Der Schneetraumbaum

    Im Herbst bereiten sich die Bäume auf den Winter vor. Sie sind müde geworden. Den Frühling und den ganzen Sommer haben sie ihre Blätter mit flüssigem Saft versorgt, um so auch wieder ein kleines Stück zu wachsen. Zum Ende des Herbstes und mit Beginn des Winters bekommen die Blätter keine Nahrung mehr, färben sich bunt, vertrocknen und fallen schließlich ab.

    So geht es auch dem Schneetraumbaum. Der Baum hat sich fest verschlossen. Die Rinde ist etwas dicker geworden und lässt nichts von der Kälte hinein. Der Schnee ist des Baumes Freund, denn er schützt zusätzlich vor der Kälte, wenn er sanft und leicht auf die Äste fällt. Wenn Frau Holle gut gelaunt und voller Elan ist, dann schüttelt sie länger als sonst ihre Betten aus, und es schneit und schneit. Der Baum schaut besorgt in den Himmel und fragt sich, wann es wieder aufhört zu schneien. Denn die Schneelast wird immer schwerer und irgendwann können die Äste den Schnee nicht mehr ertragen und brechen unter seiner Last ab.

     Das wäre sehr schlimm, denn der Baum schützt sich nicht nur vor der Kälte, sondern schützt auch die Träume der kleinen Elfen und Kobolde, die tief unten in den Wurzeln sich in ihren Höhlen eingekuschelt haben und schlafend auf den Frühling warten. Sie zu wecken, wäre gar nicht gut. Die Kobolde, kleine dicke Wichtel mit einer Zipfelmütze, einer dicken Nase und einem langen Bart, finden im Winter nicht nach Hause, der tiefe Schnee nimmt ihnen die Sicht und verdeckt die Wegmarkierungen. Den Elfen, kleine Mädchen mit spitzen Ohren, frieren die zarten Flügel ein, wenn es ganz hart kommt, und sie können nicht mehr fliegen.

    Und wenn es denn doch einmal passiert, dass dem Baum die Äste brechen, die Kälte hinein-fährt und Kobolde und Elfen vertreibt, dann suchen sie die warmen Häuser der Menschen auf.
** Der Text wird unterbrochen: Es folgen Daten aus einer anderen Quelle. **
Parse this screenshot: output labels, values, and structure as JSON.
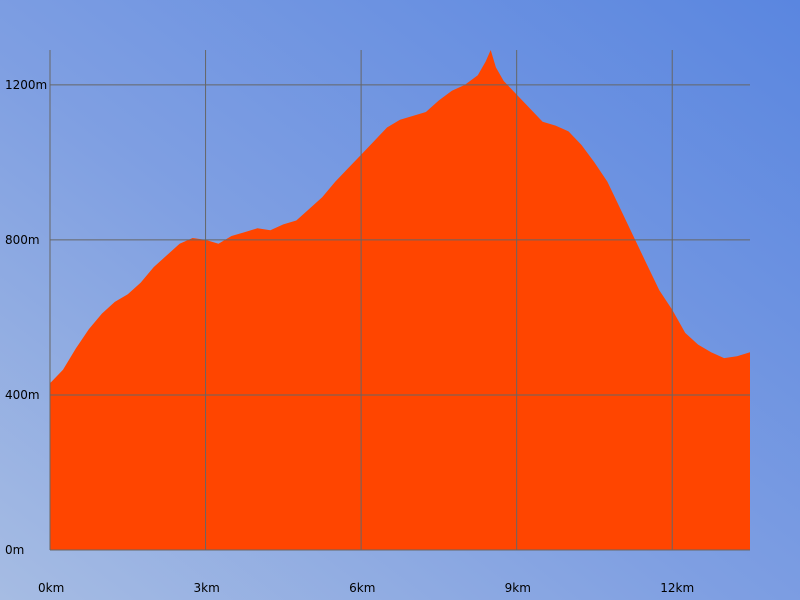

Anfangs sind sie etwas verärgert über Frau Holle, die doch nicht so übertreiben muss, aber wenn sie dann in den Häusern angekommen sind, ist der Ärger schnell verflogen. Sie sind friedlich und tun euch nichts, solange ihr sie in Ruhe lasst. Denn manchmal passiert es, dass man ihrer gewahr wird. Sie legen den Finger an den Mund und wollen dir sagen, sei still und vergiss, was du eben gesehen hast.

    Also wenn es richtig Winter ist und viel Schnee liegt, und ihr seid abends im Bett noch wach und hört etwas rascheln, könnte es eine Maus sein oder ein Vogel am Fenster, oder aber ein Kobold oder eine Elfe, die sich in euer Zimmer verirrt haben. Ihr solltet also im Bett bleiben und versuchen zu schlafen. Als Belohnung bekommt ihr einen besonders schönen Traum, den ihr so schnell nicht vergesst und von dem ihr am nächsten Tag euren Eltern oder auch Geschwistern erzählen könnt. Bei den anderen Träumen ist es so, wenn ihr aufwacht, wisst ihr, ihr hattet einen schönen Traum, aber wisst nicht mehr, was ihr eigentlich geträumt habt.

    Und noch etwas: Wenn ihr im dunklen Zimmer aufsteht, kann es passieren, dass ihr mit diesen zarten Geschöpfen zusammentrefft, im schlimmsten Fall aus Versehen auf sie tretet. Dann könnte es sein, dass ihr sie in euren Träumen weinen hört.